The town also is home to Schwan's Food Company, a $4.2 billion corporation that employs a large chunk of the population, including for a time Kenzie's father, 37-year-old Jeremy. He made his life in the small town, as did his parents before him and their parents before them. The town mourned when his wife, a local girl herself, took her own life several years back, leaving him alone with his daughter, Kenzie.
Kenzie was outgoing but also an outsider, never belonging to a clique, friends and family say. She played the cello and was friends with the gay boys and anime geeks.
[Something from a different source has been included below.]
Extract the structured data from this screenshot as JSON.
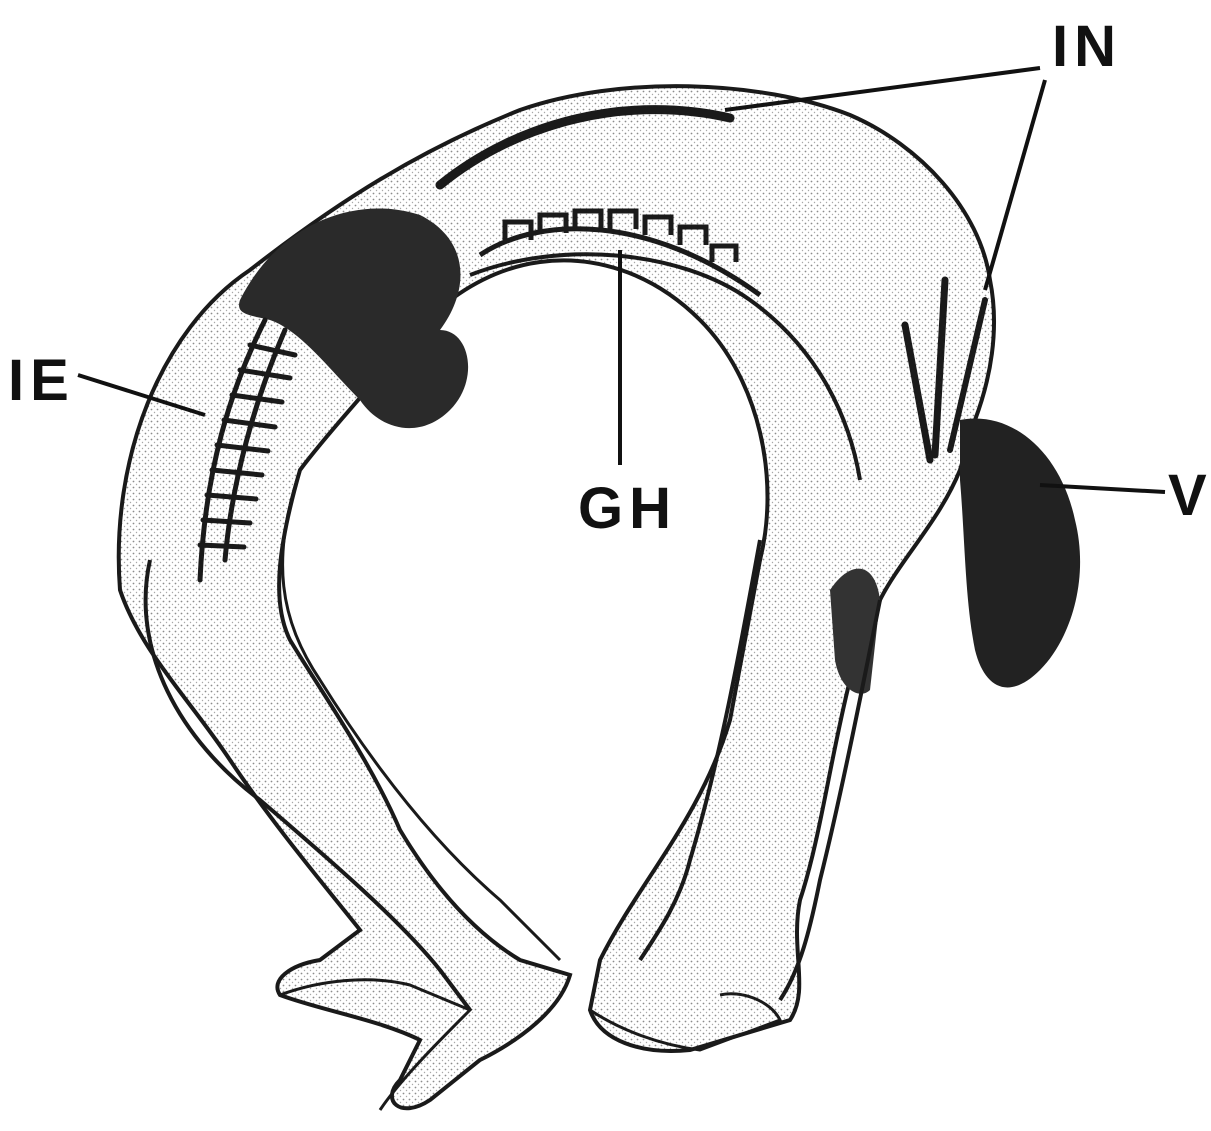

She was rebellious, but she hadn't taken to the alcohol or cigarettes that were pandemic among the Marshall youth. She was pretty, with icy blonde hair and blue doe eyes peering from behind glasses, but she deflected boys' advances, which were rare.
"She was like me, I guess," says her best friend, a fellow Mackenzie who, to avoid confusion, went by her last name, Foss. They met in eighth grade and discovered they had the same sense of humor and both listened to obscure metal bands such as Birthday Massacre. They also spent a lot of time online. By the summer before high school, they were holding regular sleepovers, during which they amused themselves by co-hosting live Internet shows on blogTV.
"We did musical shows and kind of sang," Foss recalls. They took requests, often Eminem songs, and they were a relative hit, sometimes attracting 1,000 viewers at once. They even had subscribers.
One of those subscribers was named Kristopher Crawford. The three of them bonded and sometimes video chatted. "He was funny," Foss says. "He was just a strange character. Just the tone of his voice. He added 's' to the end of everything. Even when he was speaking to one Mackenzie, he would say Kenziessss." It was a child's syntax, weird for a 27-year-old man, although Crawford told Kenzie he was younger.